Ti giuro Beth, ho provato e riprovato, correndo, arrancando, spossato, non son comunque riuscito a raggiungere la vita, a prenderla per la coda e farmi trascinare come hai fatto tu. Forse perché a volte avevo le mani impegnate a stringere il tuo medaglione invece che la coda… Ma cosa ti sto scrivendo? Dio mio sorellina io non voglio certo dire che la vita non mi abbia agganciato perché ero troppo preso dal ricordo del tuo affetto… No, ci mancherebbe. Più semplicemente ho preferito lasciarmi trasportare dal destino. Quello non vuole che si paghi il prezzo del biglietto, ti porta verso le sue numerose fermate, gratis, senza consulto.
Ma alla fine tutte le stazioni portano allo stesso capolinea sai?
Ed io ho sguazzato nel fango della mia inquietudine per anni; ma ora son libero, si cara Beth, sono finalmente un uomo libero, felice, in pace con la mia persona.
Ora che ho realizzato il progetto che mai ero riuscito a comprendere, ti sono debitore.
Quella catenina deve tornare sul tuo collo, t’appartiene come il tuo incoraggiante ricordo è appartenuto ai miei anni.
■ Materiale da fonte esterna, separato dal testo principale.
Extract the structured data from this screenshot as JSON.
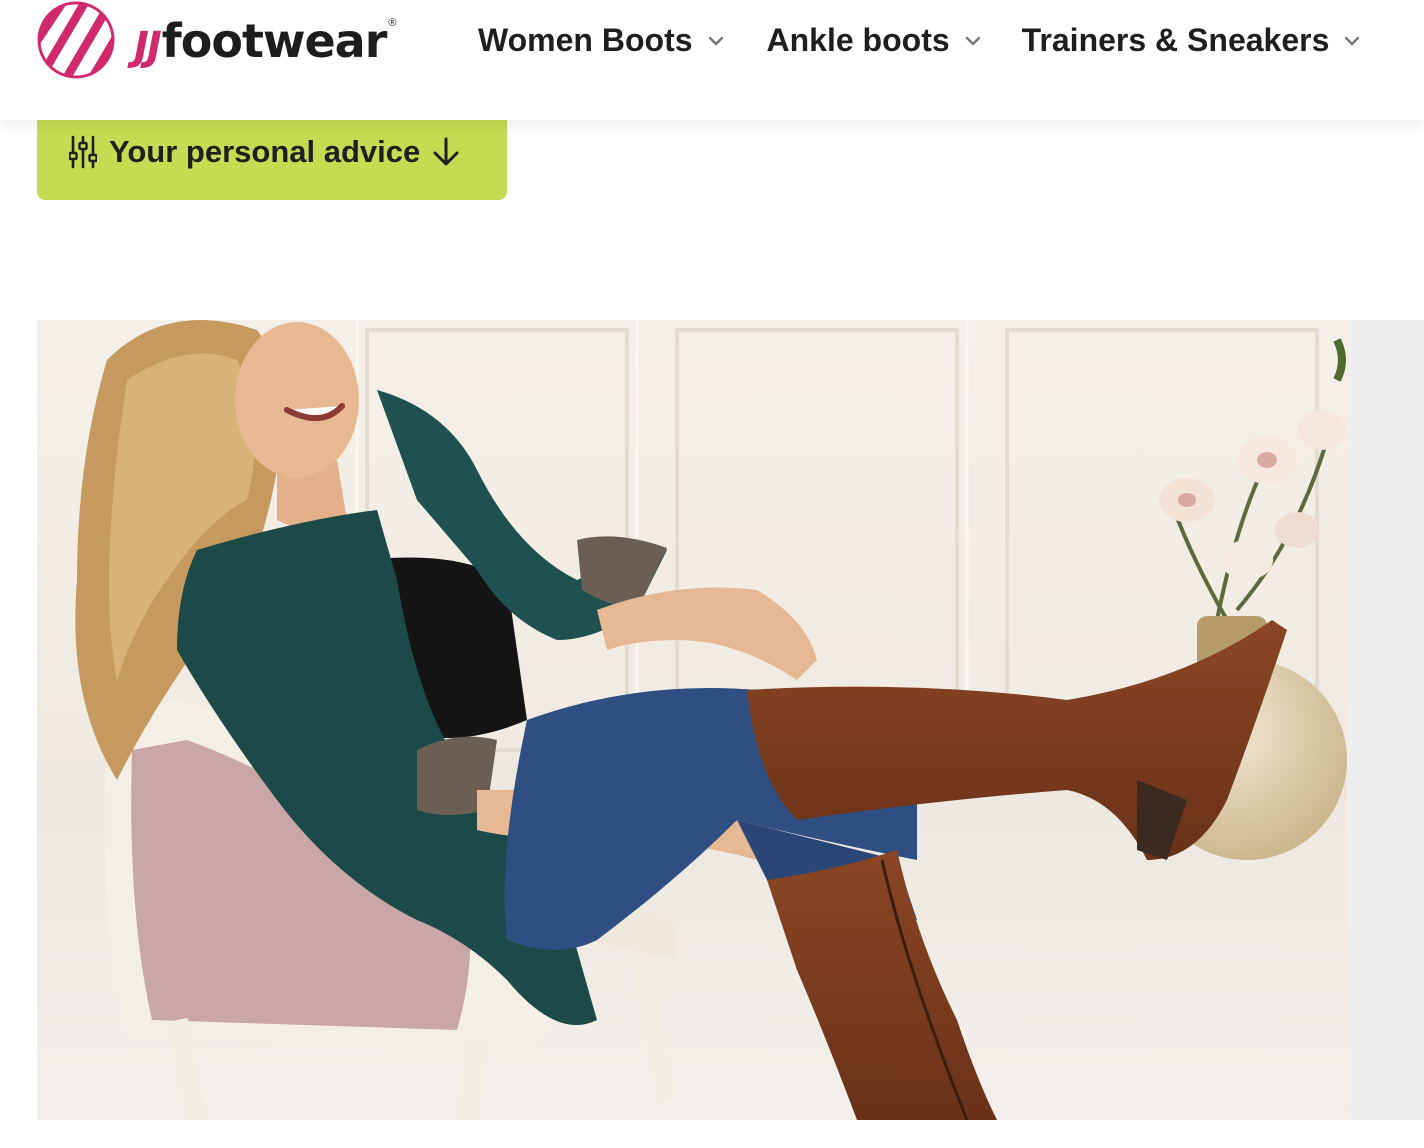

Le istruzioni per una breve (spero felice) parentesi di un ritorno al passato le hai ricevute, e là sotto troverai la tua medaglia.
Ho spulciato il vocabolario da cima a fondo, ma nessun aggettivo era in grado d’esprimere la mia riconoscenza per te. Semplicemente un grazie infinite.
Sorellina mia, mia dolce Beth, ti saluto con un caloroso abbraccio ed un grosso schiocco di un bacio fraterno.
Arrivederci.
Tuo Tom.


p.s.:
un ultimo favore: quando entrerai nella roccia, se dovessi avere gli occhi chiusi, riaprimeli; desidererei osservare per sempre il nostro mondo tutto speciale.